Quand le nom fait vendre

Au-delà des saveurs, c’est le nom qui alimente le succès – et parfois la confusion. « Dubaï » agit comme une marque imaginaire, synonyme de luxe, de prestige et d’exotisme. Le produit original mise sur un storytelling sophistiqué : mélange gourmand, raffiné, savoir-faire, texture fondante, masse de cacao… Chocolat Dubaï c’est partager un peu de la magie de Dubaï, une saveur nouvelle, expérience gustative.

Trois formulations circulent aujourd’hui, porteuses d’un sens implicite différent. Le jeu sur les prépositions et sur les adjectifs est au cœur du storytelling culinaire. Comme l’a montré le sémiologue Roland Barthes, la nourriture est aussi un discours.

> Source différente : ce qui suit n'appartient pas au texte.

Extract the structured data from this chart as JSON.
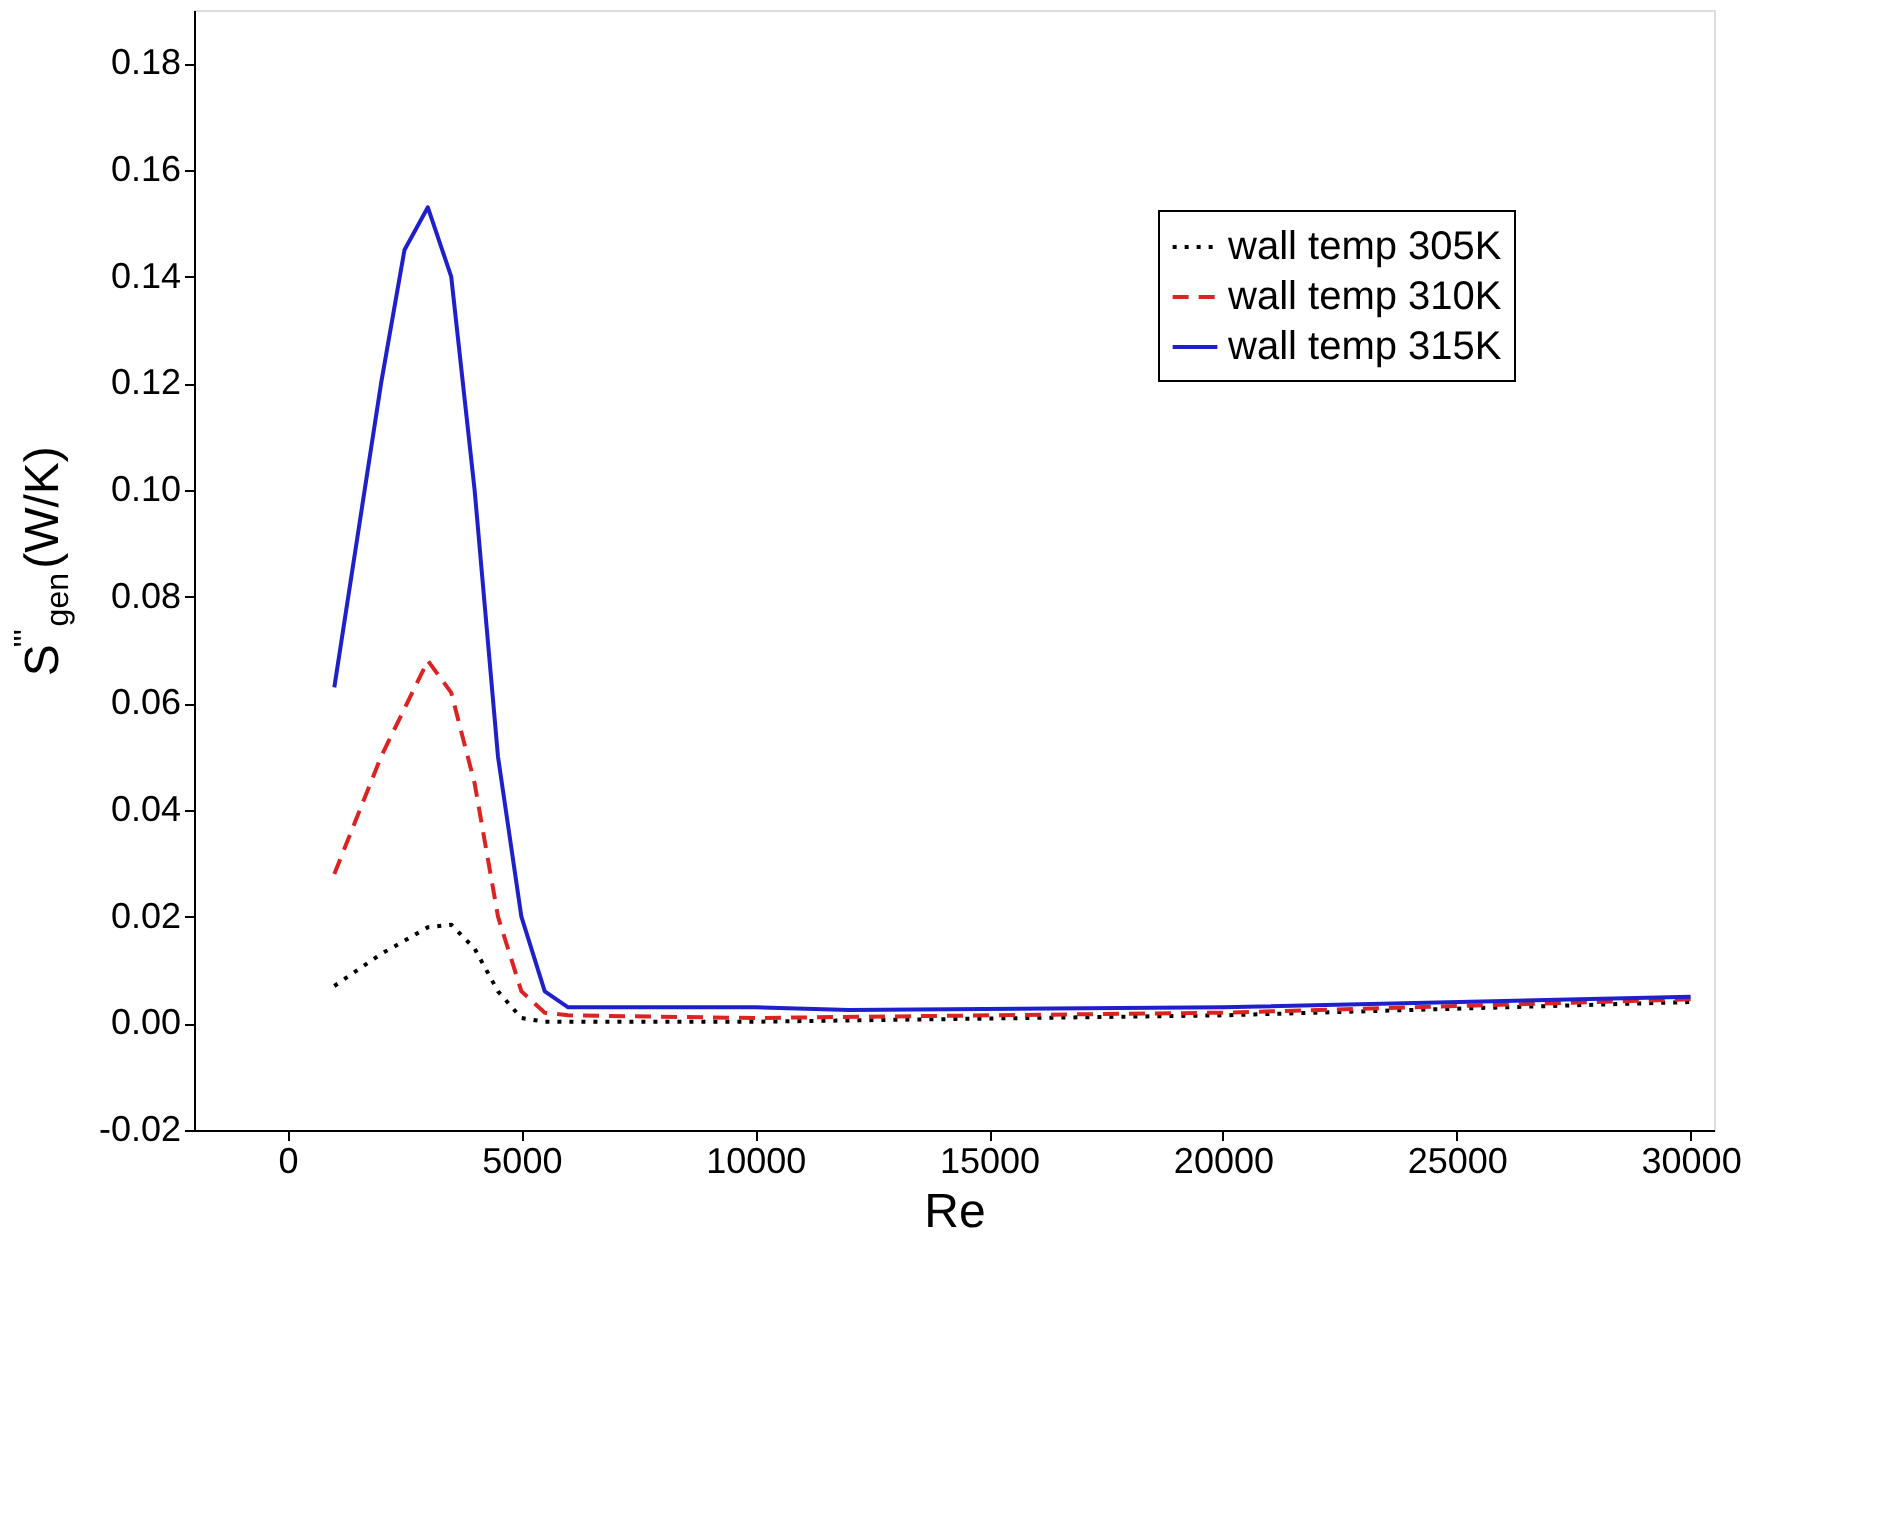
{
  "chart_data": {
    "type": "line",
    "xlabel": "Re",
    "ylabel": "S$^{'''}$$_{gen}$(W/K)",
    "xlim": [
      -2000,
      30500
    ],
    "xticks": [
      0,
      5000,
      10000,
      15000,
      20000,
      25000,
      30000
    ],
    "ylim": [
      -0.02,
      0.19
    ],
    "yticks": [
      {
        "value": -0.02,
        "label": "-0.02"
      },
      {
        "value": 0,
        "label": "0.00"
      },
      {
        "value": 0.02,
        "label": "0.02"
      },
      {
        "value": 0.04,
        "label": "0.04"
      },
      {
        "value": 0.06,
        "label": "0.06"
      },
      {
        "value": 0.08,
        "label": "0.08"
      },
      {
        "value": 0.1,
        "label": "0.10"
      },
      {
        "value": 0.12,
        "label": "0.12"
      },
      {
        "value": 0.14,
        "label": "0.14"
      },
      {
        "value": 0.16,
        "label": "0.16"
      },
      {
        "value": 0.18,
        "label": "0.18"
      }
    ],
    "grid": false,
    "legend": "top right",
    "marker": "none",
    "series": [
      {
        "name": "wall temp 305K",
        "color": "#000000",
        "line_style": "dotted",
        "x": [
          1000,
          2000,
          3000,
          3500,
          4000,
          4500,
          5000,
          5500,
          10000,
          20000,
          30000
        ],
        "values": [
          0.007,
          0.013,
          0.018,
          0.0185,
          0.014,
          0.006,
          0.001,
          0.0003,
          0.0003,
          0.0015,
          0.004
        ]
      },
      {
        "name": "wall temp 310K",
        "color": "#dd2222",
        "line_style": "dashed",
        "x": [
          1000,
          2000,
          3000,
          3500,
          4000,
          4500,
          5000,
          5500,
          6000,
          10000,
          20000,
          30000
        ],
        "values": [
          0.028,
          0.05,
          0.068,
          0.062,
          0.045,
          0.02,
          0.006,
          0.002,
          0.0015,
          0.001,
          0.002,
          0.0045
        ]
      },
      {
        "name": "wall temp 315K",
        "color": "#1f1fcc",
        "line_style": "solid",
        "x": [
          1000,
          2000,
          2500,
          3000,
          3500,
          4000,
          4500,
          5000,
          5500,
          6000,
          10000,
          12000,
          20000,
          30000
        ],
        "values": [
          0.063,
          0.12,
          0.145,
          0.153,
          0.14,
          0.1,
          0.05,
          0.02,
          0.006,
          0.003,
          0.003,
          0.0025,
          0.003,
          0.005
        ]
      }
    ]
  }
}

« Dubaï » fonctionne comme une marque imaginaire :

  • « Chocolat de Dubaï » : la préposition « de » suggère une origine géographique et une authenticité. Comme pour « vin de Bordeaux », le consommateur attend un produit provenant effectivement des Émirats. Cette formulation pose des problèmes juridiques lorsque le chocolat est fabriqué ailleurs. Les marques doivent donc être déposées pour être protégées et l’indication géographique (IG) est essentielle.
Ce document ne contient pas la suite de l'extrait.